The Upside-Down World of DC Housing Policy — With Apologies to Eduardo Galeano
“The market is a wonderful servant but it is a terrible master.” ~ Rafael Correa
Welcome to the world of housing policy in the District of Columbia — an upside-down world where greed is rewarded, political corruption is expected, and elected leaders serve investors instead of residents. Here, profit and speculation aren’t seen as the cause of the housing crisis — they are sold as the cure.
We are told that demolition and displacement “revitalize communities.” The message is clear: people with low incomes are disposable, and wealth determines civic worth. Revitalization doesn’t mean good homes, strong schools, jobs, healthy food, or healthcare. It means tearing down what’s stable and affordable and replacing it with what is fragile and temporary — a landscape engineered to fail and be rebuilt again for profit.
“Luxury housing” gleams, but its bones are sticks and plywood — structures built to decay so speculators can cash in twice.
Somehow, there is never enough public money to house the poor — but endless subsidies for private developers. A technocratic triumvirate of “policy experts”, ambitious politicians, and profit-driven speculators promise solutions that always look the same: socialize the construction of luxury buildings, privatize their profits.
They tell us affordable housing is impossible — but insist the market will save us if we simply sacrifice more public land, more tenant protections, more tax dollars. Their gospel demands faith. Questioning is heresy.
This is the neoliberal sermon preached since the 1980s: deregulate, subsidize capital, let the market rule. It produced record inequality and a global financial collapse, but the preachers keep preaching — now dressed up as “abundance” or “innovation.” Whatever the branding, the message is unchanged: profit first, people last.
But the market is not a god — it is a handful of large developers backed by global capital seeking maximum return.

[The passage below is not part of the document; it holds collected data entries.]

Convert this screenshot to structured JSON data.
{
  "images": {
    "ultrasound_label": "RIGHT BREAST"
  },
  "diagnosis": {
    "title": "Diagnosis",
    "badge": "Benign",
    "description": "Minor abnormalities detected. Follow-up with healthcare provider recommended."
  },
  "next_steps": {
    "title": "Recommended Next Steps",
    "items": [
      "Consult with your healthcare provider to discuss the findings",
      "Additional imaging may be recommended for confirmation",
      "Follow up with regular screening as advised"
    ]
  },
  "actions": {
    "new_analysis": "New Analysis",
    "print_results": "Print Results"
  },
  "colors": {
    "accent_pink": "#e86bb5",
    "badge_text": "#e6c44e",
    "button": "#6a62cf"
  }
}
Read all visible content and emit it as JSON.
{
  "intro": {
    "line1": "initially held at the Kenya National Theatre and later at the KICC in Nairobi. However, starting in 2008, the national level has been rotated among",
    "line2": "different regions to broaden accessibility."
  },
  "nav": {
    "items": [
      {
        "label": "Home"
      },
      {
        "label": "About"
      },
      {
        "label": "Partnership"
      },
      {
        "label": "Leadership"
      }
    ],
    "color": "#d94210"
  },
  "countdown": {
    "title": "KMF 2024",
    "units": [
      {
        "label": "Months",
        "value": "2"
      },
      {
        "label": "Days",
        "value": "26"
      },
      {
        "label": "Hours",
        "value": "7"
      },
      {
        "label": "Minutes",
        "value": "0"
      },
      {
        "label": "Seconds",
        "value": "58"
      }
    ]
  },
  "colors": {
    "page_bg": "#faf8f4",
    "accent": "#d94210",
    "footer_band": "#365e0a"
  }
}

That pursuit doesn’t build homes for the people who need them — it inflates land values, drives up rents, and deepens the crisis.
Societies are judged by what they build and what they preserve. What will this era leave behind? Ephemeral towers of sheetrock and greed. A culture that confuses consumption with community. Isolation masked as prosperity.
This upside-down world is not inevitable. It is a choice — a political choice. And together, we can make a different one. It is time to turn housing policy right-side up.